Babe and Ash had known one another since kindergarten. They’d roomed together at Miss Porter’s in Farmington and had almost been expelled for putting a bedpan of Campbell’s cream of tomato soup in the bed of a detested house mistress. They’d come out together at the New York Infirmary Ball and then roomed together at Vassar. For years they’d worn their hair the same way, worn the same dress size, shared clothes and secrets and booze and drugs, dated and loved and hated the same boys. They had both wanted to marry the same man—but Duncan Canfield had finally proposed to Ash, and Babe had instantly married the internationally famed pianist Ernst Koenig, thirty-eight years her senior. She’d done it to make Ash jealous. The marriage had lasted seven disastrous years and Ash, embroiled in her own disaster of a marriage, had never expressed the slightest jealousy.

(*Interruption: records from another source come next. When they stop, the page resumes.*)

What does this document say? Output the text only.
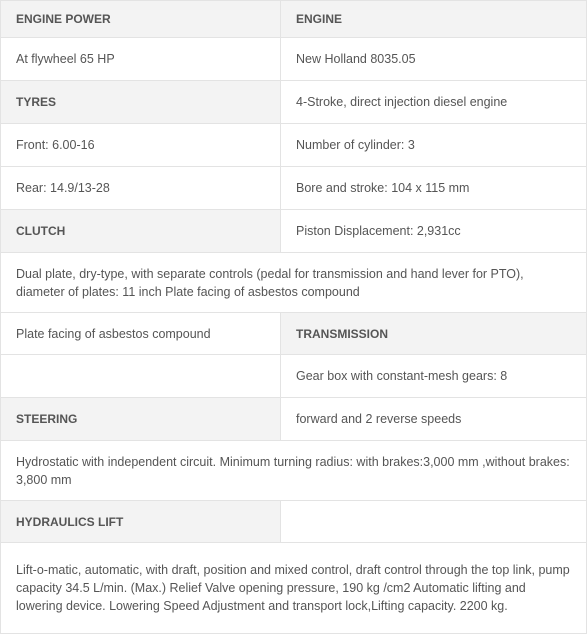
ENGINE POWER	ENGINE
At flywheel 65 HP	New Holland 8035.05
TYRES	4-Stroke, direct injection diesel engine
Front: 6.00-16	Number of cylinder: 3
Rear: 14.9/13-28	Bore and stroke: 104 x 115 mm
CLUTCH	Piston Displacement: 2,931cc
Dual plate, dry-type, with separate controls (pedal for transmission and hand lever for PTO), diameter of plates: 11 inch Plate facing of asbestos compound	
Plate facing of asbestos compound	TRANSMISSION
	Gear box with constant-mesh gears: 8
STEERING	forward and 2 reverse speeds
Hydrostatic with independent circuit. Minimum turning radius: with brakes:3,000 mm ,without brakes: 3,800 mm	
HYDRAULICS LIFT	
Lift-o-matic, automatic, with draft, position and mixed control, draft control through the top link, pump capacity 34.5 L/min. (Max.) Relief Valve opening pressure, 190 kg /cm2 Automatic lifting and lowering device. Lowering Speed Adjustment and transport lock,Lifting capacity. 2200 kg.	
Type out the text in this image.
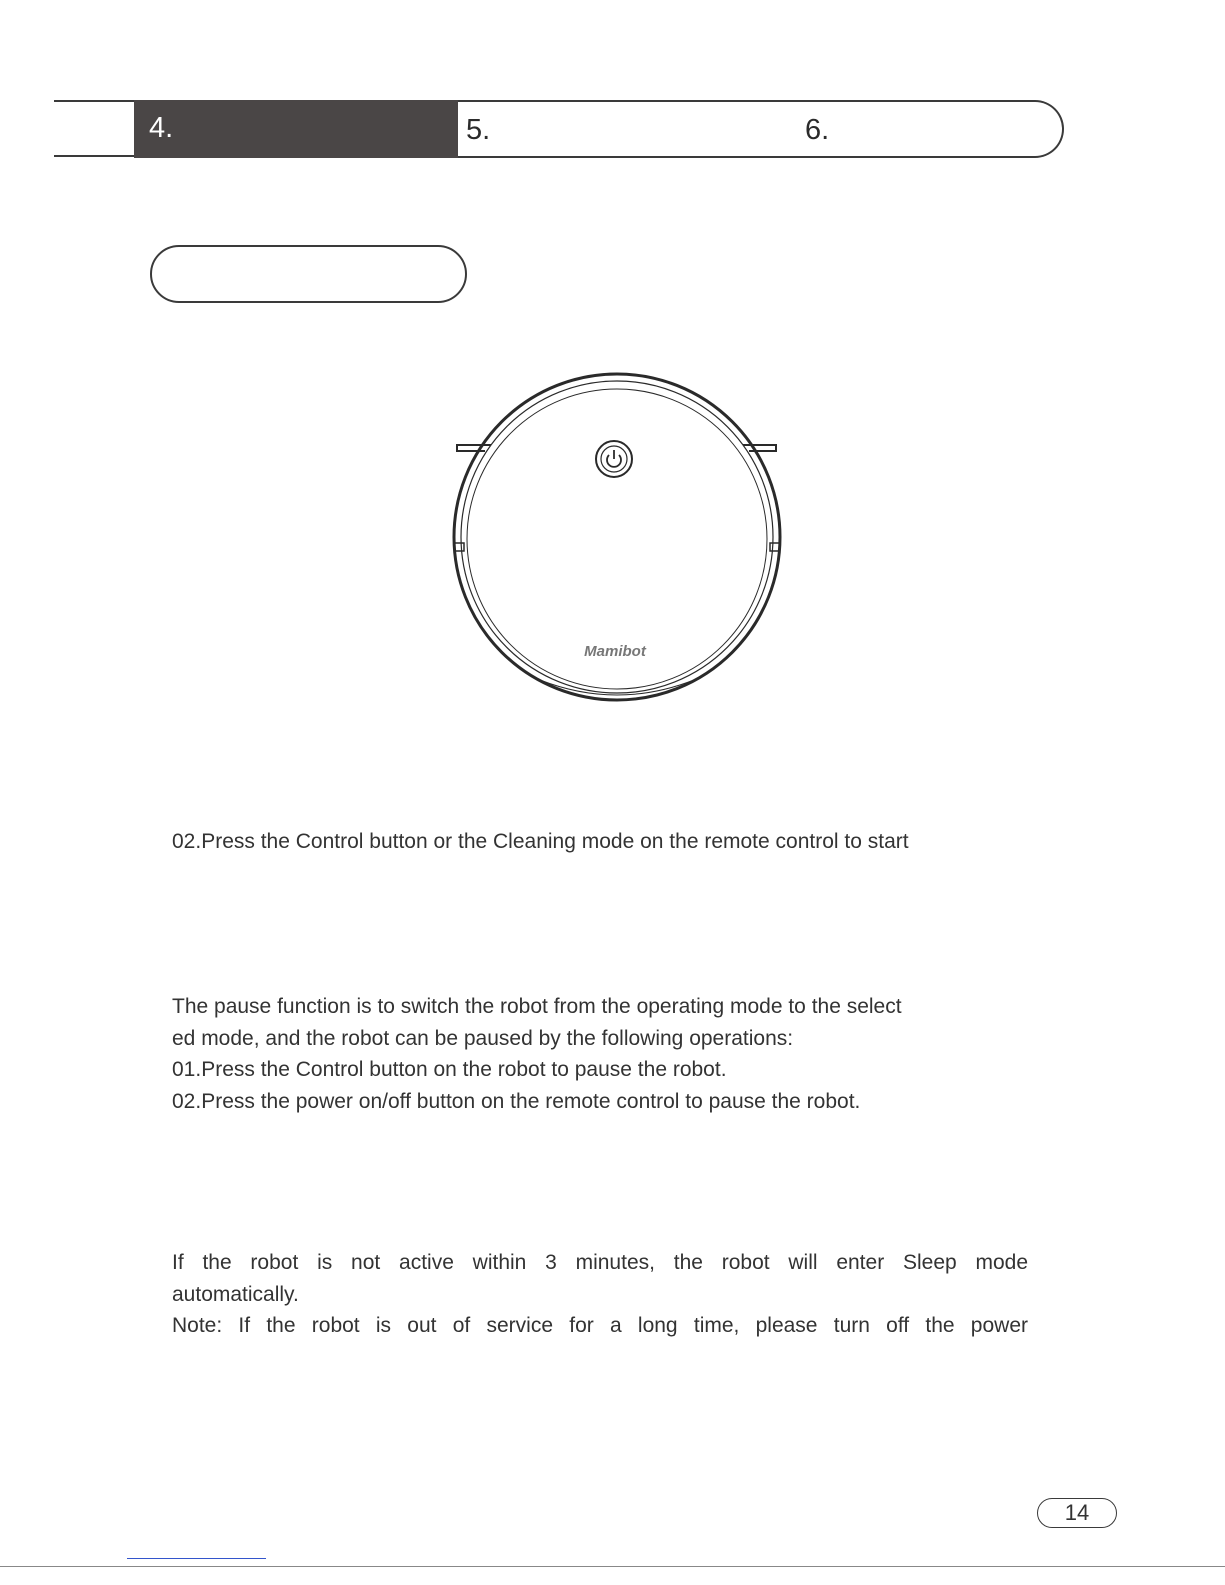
4.	5.	6.
Mamibot

02.Press the Control button or the Cleaning mode on the remote control to start

The pause function is to switch the robot from the operating mode to the select

ed mode, and the robot can be paused by the following operations:

01.Press the Control button on the robot to pause the robot.

02.Press the power on/off button on the remote control to pause the robot.

If the robot is not active within 3 minutes, the robot will enter Sleep mode

automatically.

Note: If the robot is out of service for a long time, please turn off the power

14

Babe had long ago forgiven her.

“Duncan’s always leaving you,” Babe said, “and he’s always coming back.”

“It feels permanent this time. And it’s happening at the worst possible moment. We’re giving a party for Gordon Dobbs.”

“Who’s he?”

“Of course you don’t know—poor sweetie. Dobbsie is the top society writer in town. Charming and sweet and funny and I adore him. It’s the two hundred other people I’m not up to. Ah, well, those are the risks of planning a party.” Ash poured herself another glass of champagne. “But let’s talk about you. Did you have any out-of-body experiences? Did you see God, or angels, or pillars of light?”

“I don’t remember.”

“What a waste.” Ash gulped pills from her palm and downed her champagne and poured another splash into her tumbler. She became even more talkative on her third glass.

She had acres of scandal about the latest world leaders and living legends and newly famous: she told Babe who was rich this month, who was beautiful, who was robbing whom, who was screwing whom. The names had changed, but otherwise it was very much the same dirt Ash had always dished.

Suddenly she broke off. “Good jumping Jehoshaphat!” she cried. “Will you look at the time? I’m going to be late for the caterers. Do you mind?” She lifted the receiver from the bedside phone and jiggled the cradle. “Your phone’s on the fritz.”